Tag Archives: nature

Random Impulses

Camping

Generally, as most of us get older, we have a very good idea of what our likes and dislikes are. Recently, though, I have been thinking about doing some things that I know I do not enjoy or usually want to do. It’s an odd feeling.

As I wrote before, I don’t like to be outdoors. Maybe I spent too much time outside when I was growing up, but the great outdoors has far too many hazards and discomforts for me to want to spend hours there. I know there are people who love the outdoors and spend a lot of time there, and that’s all right. They can have my share.

The odd thing is, I’ve been thinking about aboriginal Americans who lived very close to nature. Whether their shelter was a lodge or teepee or pueblo, they had to have been aware of the elements. With a fire for heating and breezes for cooling they were right in the midst of nature.
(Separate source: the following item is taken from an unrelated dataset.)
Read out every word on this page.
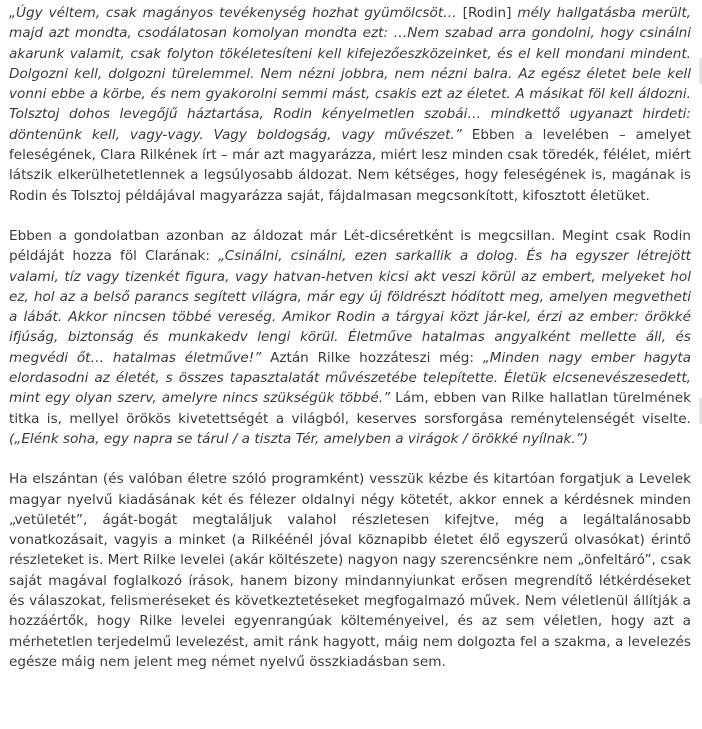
„Úgy véltem, csak magányos tevékenység hozhat gyümölcsöt… [Rodin] mély hallgatásba merült, majd azt mondta, csodálatosan komolyan mondta ezt: …Nem szabad arra gondolni, hogy csinálni akarunk valamit, csak folyton tökéletesíteni kell kifejezőeszközeinket, és el kell mondani mindent. Dolgozni kell, dolgozni türelemmel. Nem nézni jobbra, nem nézni balra. Az egész életet bele kell vonni ebbe a körbe, és nem gyakorolni semmi mást, csakis ezt az életet. A másikat föl kell áldozni. Tolsztoj dohos levegőjű háztartása, Rodin kényelmetlen szobái… mindkettő ugyanazt hirdeti: döntenünk kell, vagy-vagy. Vagy boldogság, vagy művészet.” Ebben a levelében – amelyet feleségének, Clara Rilkének írt – már azt magyarázza, miért lesz minden csak töredék, félélet, miért látszik elkerülhetetlennek a legsúlyosabb áldozat. Nem kétséges, hogy feleségének is, magának is Rodin és Tolsztoj példájával magyarázza saját, fájdalmasan megcsonkított, kifosztott életüket.

Ebben a gondolatban azonban az áldozat már Lét-dicséretként is megcsillan. Megint csak Rodin példáját hozza föl Clarának: „Csinálni, csinálni, ezen sarkallik a dolog. És ha egyszer létrejött valami, tíz vagy tizenkét figura, vagy hatvan-hetven kicsi akt veszi körül az embert, melyeket hol ez, hol az a belső parancs segített világra, már egy új földrészt hódított meg, amelyen megvetheti a lábát. Akkor nincsen többé vereség. Amikor Rodin a tárgyai közt jár-kel, érzi az ember: örökké ifjúság, biztonság és munkakedv lengi körül. Életműve hatalmas angyalként mellette áll, és megvédi őt… hatalmas életműve!” Aztán Rilke hozzáteszi még: „Minden nagy ember hagyta elordasodni az életét, s összes tapasztalatát művészetébe telepítette. Életük elcsenevészesedett, mint egy olyan szerv, amelyre nincs szükségük többé.” Lám, ebben van Rilke hallatlan türelmének titka is, mellyel örökös kivetettségét a világból, keserves sorsforgása reménytelenségét viselte. („Elénk soha, egy napra se tárul / a tiszta Tér, amelyben a virágok / örökké nyílnak.”)

Ha elszántan (és valóban életre szóló programként) vesszük kézbe és kitartóan forgatjuk a Levelek magyar nyelvű kiadásának két és félezer oldalnyi négy kötetét, akkor ennek a kérdésnek minden „vetületét”, ágát-bogát megtaláljuk valahol részletesen kifejtve, még a legáltalánosabb vonatkozásait, vagyis a minket (a Rilkéénél jóval köznapibb életet élő egyszerű olvasókat) érintő részleteket is. Mert Rilke levelei (akár költészete) nagyon nagy szerencsénkre nem „önfeltáró”, csak saját magával foglalkozó írások, hanem bizony mindannyiunkat erősen megrendítő létkérdéseket és válaszokat, felismeréseket és következtetéseket megfogalmazó művek. Nem véletlenül állítják a hozzáértők, hogy Rilke levelei egyenrangúak költeményeivel, és az sem véletlen, hogy azt a mérhetetlen terjedelmű levelezést, amit ránk hagyott, máig nem dolgozta fel a szakma, a levelezés egésze máig nem jelent meg német nyelvű összkiadásban sem.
I have been camping exactly once in my life. I was ten years old, and I remember not sleeping much and just about starving since each of us was responsible for his own food. Lately, though, I been wondering what it would be like to stay outside in a tent. I could pitch one in my back yard and not be that far away from the comforts of the indoors. Of course, I’d have to buy almost everything I need, including a tent. I do have a sleeping bag from my daughters’ Girl Scout days. It’s a thought, but a strange one for me. Still, I find myself thinking that being outside with nothing but a thin nylon wall between me and the outdoors would be intriguing, although I’d probably wait until spring to try it.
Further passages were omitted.